Competition assessment

[8]  The proposed transaction results in two horizontal overlaps, however no vertical overlaps arise as a result f the proposed transaction.

[9]  Both the Commission and merging parties agreed on two relevant product markets to be the markets for industrial water and waste water treatment and the municipal water and waste water treatment. The municipal segment specialises in treating portable water and sewage whilst the industrial segment specialises in treating industrial affluent. Both the Commission and the merging parties agreed on the relevant geographic market to be national since both services are offered throughout South Africa.

[10]   During its investigation the Commission tried to ascertain whether the two relevant product markets did not constitute a single market i.e. demand and supply side substitutability.

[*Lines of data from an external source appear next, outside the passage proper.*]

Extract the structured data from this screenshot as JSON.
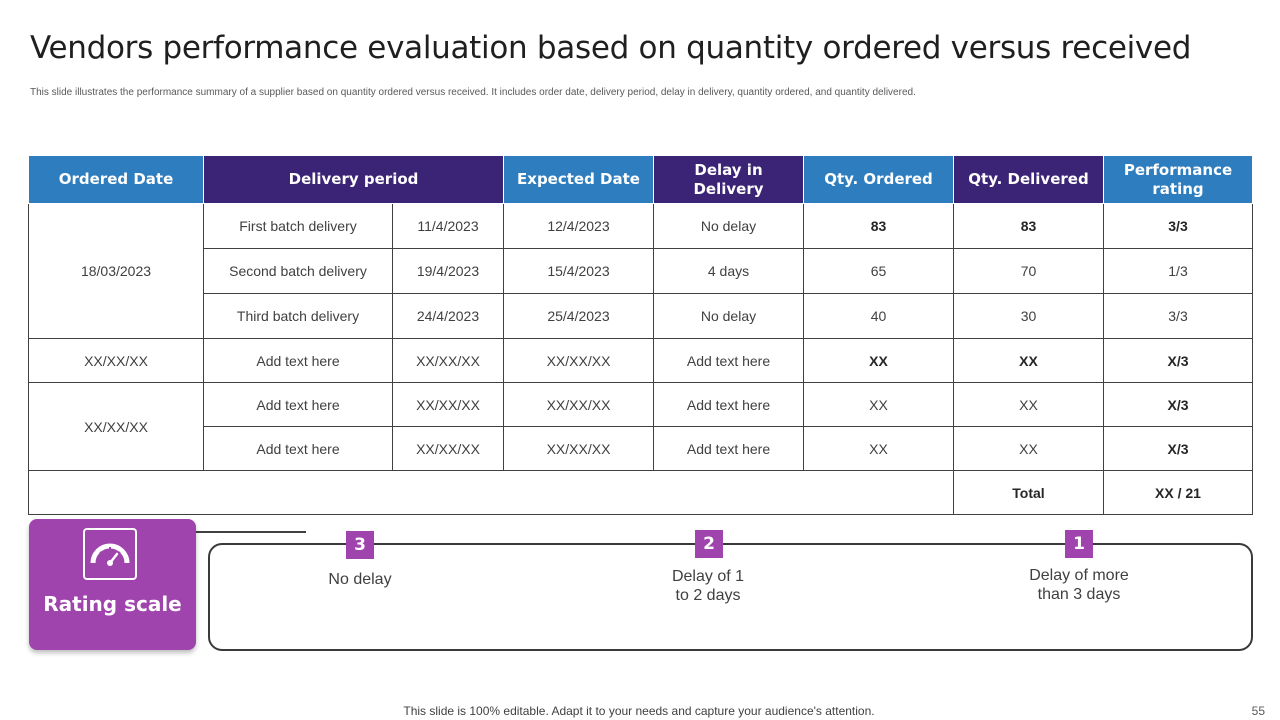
{
  "title": "Vendors performance evaluation based on quantity ordered versus received",
  "subtitle": "This slide illustrates the performance summary of a supplier based on quantity ordered versus received. It includes order date, delivery period, delay in delivery, quantity ordered, and quantity delivered.",
  "table": {
    "headers": {
      "ordered_date": "Ordered Date",
      "delivery_period": "Delivery period",
      "expected_date": "Expected Date",
      "delay": "Delay in Delivery",
      "qty_ordered": "Qty. Ordered",
      "qty_delivered": "Qty. Delivered",
      "rating": "Performance rating"
    },
    "group1": {
      "ordered_date": "18/03/2023",
      "rows": [
        {
          "batch": "First batch delivery",
          "delivery_date": "11/4/2023",
          "expected": "12/4/2023",
          "delay": "No delay",
          "qty_ordered": "83",
          "qty_delivered": "83",
          "rating": "3/3"
        },
        {
          "batch": "Second  batch delivery",
          "delivery_date": "19/4/2023",
          "expected": "15/4/2023",
          "delay": "4 days",
          "qty_ordered": "65",
          "qty_delivered": "70",
          "rating": "1/3"
        },
        {
          "batch": "Third batch delivery",
          "delivery_date": "24/4/2023",
          "expected": "25/4/2023",
          "delay": "No delay",
          "qty_ordered": "40",
          "qty_delivered": "30",
          "rating": "3/3"
        }
      ]
    },
    "group2": {
      "ordered_date": "XX/XX/XX",
      "rows": [
        {
          "batch": "Add text here",
          "delivery_date": "XX/XX/XX",
          "expected": "XX/XX/XX",
          "delay": "Add text here",
          "qty_ordered": "XX",
          "qty_delivered": "XX",
          "rating": "X/3"
        }
      ]
    },
    "group3": {
      "ordered_date": "XX/XX/XX",
      "rows": [
        {
          "batch": "Add text here",
          "delivery_date": "XX/XX/XX",
          "expected": "XX/XX/XX",
          "delay": "Add text here",
          "qty_ordered": "XX",
          "qty_delivered": "XX",
          "rating": "X/3"
        },
        {
          "batch": "Add text here",
          "delivery_date": "XX/XX/XX",
          "expected": "XX/XX/XX",
          "delay": "Add text here",
          "qty_ordered": "XX",
          "qty_delivered": "XX",
          "rating": "X/3"
        }
      ]
    },
    "total": {
      "label": "Total",
      "value": "XX / 21"
    }
  },
  "rating_scale": {
    "label": "Rating scale",
    "icon": "speedometer-icon",
    "levels": [
      {
        "score": "3",
        "text": "No delay"
      },
      {
        "score": "2",
        "text_line1": "Delay of 1",
        "text_line2": "to 2 days"
      },
      {
        "score": "1",
        "text_line1": "Delay of more",
        "text_line2": "than 3 days"
      }
    ]
  },
  "footer": "This slide is 100% editable. Adapt it to your needs and capture your audience's attention.",
  "page_number": "55",
  "colors": {
    "header_blue": "#2e7dbf",
    "header_purple": "#3b2476",
    "accent_purple": "#a044ad"
  }
}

[11]   Market participants the Commission spoke to submitted that the two sectors are different. Firstly the industrial segment is more service intensive, whilst the municipal segment is more focused on the supply of chemicals. !n addition to this the industrial segment requires constant servicing and on-site supervision whilst the municipal segment requires no on-going servicing.

[12]   The Commission also came to a conclusion that there is no demand side substitutability between the two markets as the water treatment needs of the municipal segment customer, mainly requires water treatment for portable water, whilst the industrial segment customer, requires water treatment to extract effluent.

Market Shares

[13]   There was some discrepancy between the market shares submitted by the merging parties and the Commission. During the hearing the Commission submitted that their market shares were based on submissions from market participants as there is no reliable source in the market that calculates market shares in the identified product markets.[3] After interaction with market participants, the Commission came to the conclusion that the estimated market share of the merging parties will be approximately 10-55% in the relevant product markets. Whilst the merging parties submitted their market shares to be less than 25% in both markets.

[14]   During the hearing we asked the Commission whether they were not concerned with the high market shares that the merging parties would have post merger, and the Commission re-assured us that because they received their market shares form a market participant, it is possible that the market participant might have overestimated the post merger market shares. In addition to this, the Commission re-assured us that the markets are highly competitive and have various other players such as Buckman Laboratories, Nalco, Zeta Chem, Watercare Mining, and Process Water Chemicals inter alia.

[15]  The Commission’s interaction also revealed that none of the market participants raised any concerns to the proposed transaction.[4] One market participant even went further to submit that the transaction will bring about synergies that will benefit the customers.[5]

Public interest

[16]   During the Hearing the merging parties confirmed that the employees of Clariant will be absorbed into Improchem and thus no job losses will result from the proposed transaction.[6] We are thus satisfied that the proposed transaction will not have negative impact on employment or any other public interest issue.

[17]  Therefore, I conclude that the transaction is unlikely to substantially prevent or lessen competition in any relevant market.

CONCLUSION

[18]   I approve the merger unconditionally.

04 June 2014

DATE

Dr Takalani Madima                                                 

Ms Andiswa Ndoni and Mr Imraan Vaiodia concurring


Tribunal Researcher: Caroline Sserufusa

For the merging parties: Vani Chetty of Vani Chetty Competition Law

For the Commission: Reabetswe Molotsi



[1] See pages 56-57 of Merger record in Competitiveness Report submitted by merging parties.

[2]     See page 57 of Merger record in. Competitiveness Report submitted by merging parties.

[3] See page 8 of Transcript of hearing.

[4]  See pages 1461, 1464, and 1458 of the Merger Record in minutes of discussions held with Market Participants such as Buckman Laboratories, Nalco and Thuthukani Chemical Services.

[5] See page 1458 of the Merger Record in Minutes of discussion with conducted with Buckman Laboratories.

[6] See page 9 of Transcript of the hearing.